Je ne sais pas vraiment ce qui du "tabssir", censé déchiffrer l’avenir dans le marc du café ou des "soubhiyés", ces rencontres matinales autour du café et du mana2ich au thym que j’affectionnais tant, exerçait le plus de magnétisme sur moi. Je sais simplement que, fière, pensive, trônait parmi nous, la "Bassara" de service qui une tasse à la main, après un long moment de remue-méninges, de profondes méditations devant l’objet de prédilection, livrait avec force parcimonie ses pronostics, sans se départir jamais de ce ton grave qui lui conférait une certaine aura, pendant qu’alentour battaient la chamade tous ces cœurs en perdition, à la naïveté illimitée.
Ses prévisions hautement probables en somme, tournaient comme un leitmotiv autour du thème assassin de l’amour et de ses corollaires, agrémentées par-ci par-là de platitudes qui souvent mettaient un peu de baume à l’endroit endolori ! Le temps a le chic en passant d’emporter toujours un petit quelque chose sur son passage et ce sortilège n’échappe pas à la loi. Dépouillé de sa magie, on finit par se rendre imperméable à toutes ces fadaises de voyante.

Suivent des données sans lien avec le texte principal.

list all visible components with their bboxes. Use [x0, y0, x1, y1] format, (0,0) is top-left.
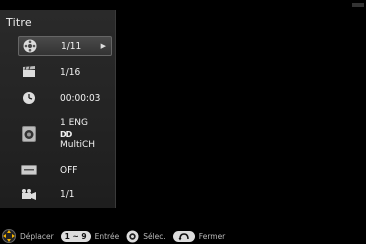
arrow-right-icon[interactable]: ▶ [101, 42, 106, 50]
speaker-icon [18, 126, 40, 142]
audio-row[interactable]: 1 ENG DD MultiCH [18, 114, 112, 154]
dpad-icon [2, 229, 16, 243]
panel-title: Titre [6, 16, 32, 29]
audio-language: 1 ENG [60, 117, 88, 128]
clock-icon [18, 91, 40, 105]
title-row[interactable]: 1/11 ▶ [18, 36, 112, 56]
select-label: Sélec. [143, 231, 166, 241]
move-label: Déplacer [20, 231, 54, 241]
select-button-icon [126, 230, 139, 243]
title-value: 1/11 [61, 40, 82, 52]
subtitle-icon [18, 165, 40, 175]
subtitle-value: OFF [60, 164, 78, 176]
info-panel: Titre 1/11 ▶ 1/16 00:00:03 1 ENG DD Mult… [0, 10, 116, 208]
enter-label: Entrée [94, 231, 120, 241]
disc-icon [19, 39, 41, 53]
chapter-row[interactable]: 1/16 [18, 62, 112, 82]
close-label: Fermer [198, 231, 226, 241]
audio-channels: MultiCH [60, 139, 96, 150]
footer-legend: Déplacer 1 ~ 9 Entrée Sélec. Fermer [2, 229, 232, 243]
top-right-indicator [352, 3, 364, 7]
camera-angle-icon [18, 188, 40, 200]
angle-value: 1/1 [60, 188, 75, 200]
subtitle-row[interactable]: OFF [18, 160, 112, 180]
number-range-chip: 1 ~ 9 [60, 230, 91, 242]
dolby-logo: DD [60, 129, 72, 139]
angle-row[interactable]: 1/1 [18, 184, 112, 204]
return-button-icon [172, 230, 195, 242]
time-row[interactable]: 00:00:03 [18, 88, 112, 108]
time-value: 00:00:03 [60, 92, 101, 104]
chapter-value: 1/16 [60, 66, 81, 78]
clapperboard-icon [18, 66, 40, 78]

Et pourtant dans le domaine public, la crédulité semble toujours de mise par rapport à cette tradition indéboulonnable qui perdure sans prendre de ride, puisant quelque peu sa pérennité dans le fait que les plus grands de ce monde semblent y avoir recours, même François Mitterand de son temps, dit-on !
Le Liban, niché au creux du berceau des religions baigne paradoxalement à fond la caisse dans la superstition. Préoccupé par son avenir incertain, il aime à se laisser bercer par les prévisions des« spécialistes» surtout quand elles s’avèrent prometteuses. Cette propension à pratiquer ce jeu prend encore plus de consistance lors du passage vers une nouvelle année au cours duquel invités d’honneur à des émissions télévisées, toute une ribambelle de voyants à l’appellation d’origine contrôlée s’en donnent à cœur joie…
Hélène Maalouf une des plus emblématiques "Bassara" de Beyrouth, qui lit surtout dans le marc du café et à qui font appel les plus avertis, nous a confié tout ce que réserve cette année 2013 au Liban, à la région Proche-Orientale et presque au monde !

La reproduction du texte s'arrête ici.